Guille Macho

Personal information
- Full name: Guillermo Macho Muñoz
- Date of birth: 3 January 2003 (age 23)
- Place of birth: Madrid, Spain
- Height: 1.75 m (5 ft 9 in)
- Position: Midfielder

Team information
- Current team: Eldense
- Number: 18

Youth career
- 2013–2021: Atlético Madrid
- 2021–2022: Fuenlabrada

Senior career*
- Years: Team / Apps / (Gls)
- 2022–2023: Alcalá / 30 / (4)
- 2023–2024: SS Reyes / 31 / (2)
- 2024–2025: Zamora / 37 / (0)
- 2025–: Eldense / 35 / (2)

= Guille Macho =

Spanish footballer

Guillermo "Guille" Macho Muñoz (born 3 January 2003) is a Spanish footballer who plays as a midfielder for CD Eldense.

==Career==
Born in Madrid, Macho joined Atlético Madrid's youth sides in 2013, aged ten. He left the club in 2021, and finished his formation with CF Fuenlabrada before signing for Tercera Federación side RSD Alcalá on 4 August 2022.

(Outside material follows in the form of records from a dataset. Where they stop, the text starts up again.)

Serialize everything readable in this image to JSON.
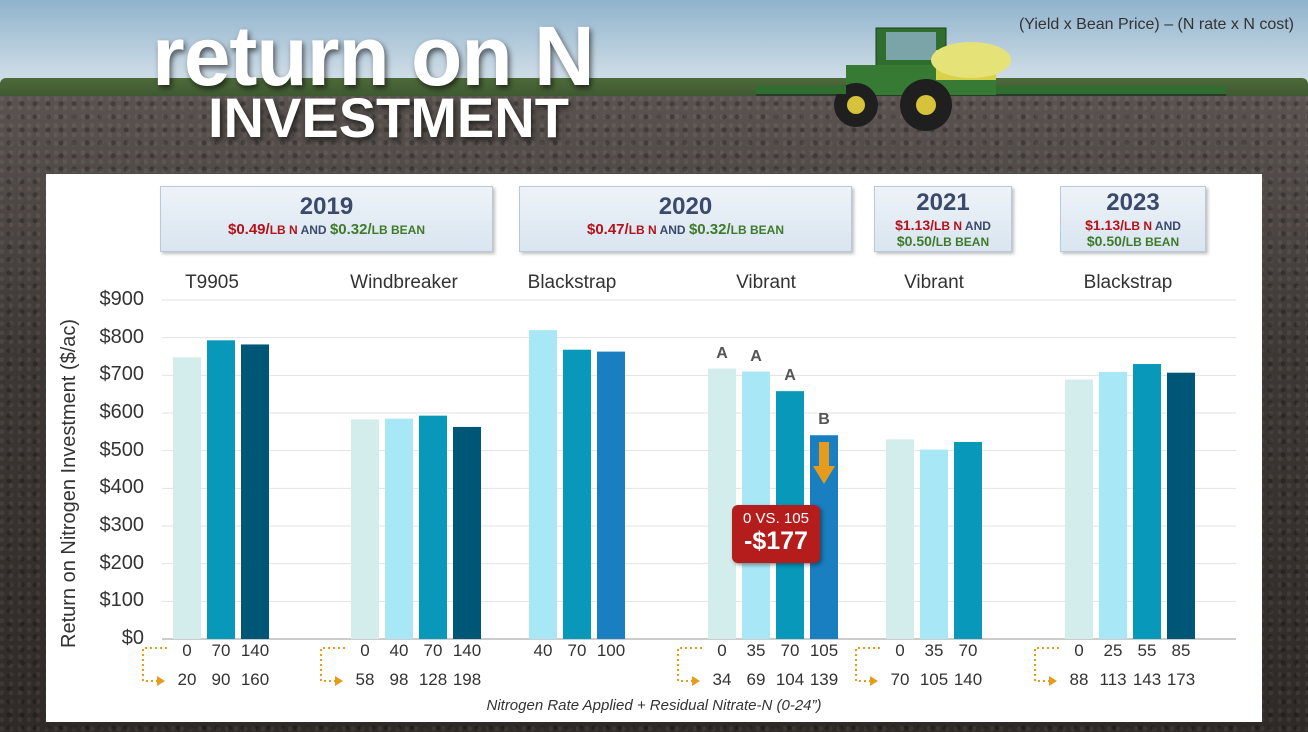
{
  "title": {
    "line1": "return on N",
    "line2": "INVESTMENT"
  },
  "formula": "(Yield x Bean Price) – (N rate x N cost)",
  "years": [
    {
      "year": "2019",
      "n_price": "$0.49/",
      "n_unit": "LB N",
      "and": " AND ",
      "bean_price": "$0.32/",
      "bean_unit": "LB BEAN"
    },
    {
      "year": "2020",
      "n_price": "$0.47/",
      "n_unit": "LB N",
      "and": " AND ",
      "bean_price": "$0.32/",
      "bean_unit": "LB BEAN"
    },
    {
      "year": "2021",
      "n_price": "$1.13/",
      "n_unit": "LB N",
      "and": " AND",
      "bean_price": "$0.50/",
      "bean_unit": "LB BEAN"
    },
    {
      "year": "2023",
      "n_price": "$1.13/",
      "n_unit": "LB N",
      "and": " AND",
      "bean_price": "$0.50/",
      "bean_unit": "LB BEAN"
    }
  ],
  "callout": {
    "line1": "0 VS. 105",
    "line2": "-$177"
  },
  "colors": {
    "c1": "#d3ecec",
    "c2": "#a8e8f6",
    "c3": "#0798ba",
    "c4": "#005677",
    "c5": "#1a7fc0"
  },
  "chart_data": {
    "type": "bar",
    "ylabel": "Return on Nitrogen Investment ($/ac)",
    "xlabel": "Nitrogen Rate Applied + Residual Nitrate-N (0-24”)",
    "ylim": [
      0,
      900
    ],
    "yticks": [
      "$0",
      "$100",
      "$200",
      "$300",
      "$400",
      "$500",
      "$600",
      "$700",
      "$800",
      "$900"
    ],
    "grid": true,
    "groups": [
      {
        "variety": "T9905",
        "year": "2019",
        "rates": [
          "0",
          "70",
          "140"
        ],
        "totals": [
          "20",
          "90",
          "160"
        ],
        "values": [
          748,
          793,
          782
        ],
        "colors": [
          "c1",
          "c3",
          "c4"
        ],
        "sig": [
          "",
          "",
          ""
        ]
      },
      {
        "variety": "Windbreaker",
        "year": "2019",
        "rates": [
          "0",
          "40",
          "70",
          "140"
        ],
        "totals": [
          "58",
          "98",
          "128",
          "198"
        ],
        "values": [
          583,
          585,
          593,
          563
        ],
        "colors": [
          "c1",
          "c2",
          "c3",
          "c4"
        ],
        "sig": [
          "",
          "",
          "",
          ""
        ]
      },
      {
        "variety": "Blackstrap",
        "year": "2020",
        "rates": [
          "40",
          "70",
          "100"
        ],
        "totals": [],
        "values": [
          820,
          768,
          763
        ],
        "colors": [
          "c2",
          "c3",
          "c5"
        ],
        "sig": [
          "",
          "",
          ""
        ]
      },
      {
        "variety": "Vibrant",
        "year": "2020",
        "rates": [
          "0",
          "35",
          "70",
          "105"
        ],
        "totals": [
          "34",
          "69",
          "104",
          "139"
        ],
        "values": [
          718,
          710,
          658,
          541
        ],
        "colors": [
          "c1",
          "c2",
          "c3",
          "c5"
        ],
        "sig": [
          "A",
          "A",
          "A",
          "B"
        ]
      },
      {
        "variety": "Vibrant",
        "year": "2021",
        "rates": [
          "0",
          "35",
          "70"
        ],
        "totals": [
          "70",
          "105",
          "140"
        ],
        "values": [
          530,
          503,
          523
        ],
        "colors": [
          "c1",
          "c2",
          "c3"
        ],
        "sig": [
          "",
          "",
          ""
        ]
      },
      {
        "variety": "Blackstrap",
        "year": "2023",
        "rates": [
          "0",
          "25",
          "55",
          "85"
        ],
        "totals": [
          "88",
          "113",
          "143",
          "173"
        ],
        "values": [
          689,
          709,
          730,
          707
        ],
        "colors": [
          "c1",
          "c2",
          "c3",
          "c4"
        ],
        "sig": [
          "",
          "",
          "",
          ""
        ]
      }
    ]
  }
}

On 18 July 2023, after being regularly used, Macho moved to UD San Sebastián de los Reyes in the Segunda Federación. Again a first-choice, he agreed to a deal with Primera Federación side Zamora CF roughly one year later.

On 11 July 2025, Macho signed a two-year contract with CD Eldense also in the third division. The following 11 June, after scoring once in 36 matches overall during the season as the club returned to Segunda División at first attempt, he extended his link for a further year.

Macho made his professional debut on 17 August 2026, starting in a 3–0 away loss to UD Almería. He scored his first goal in the second division five days later, netting his side's second through an olympic goal in a 2–2 home draw against Cádiz CF.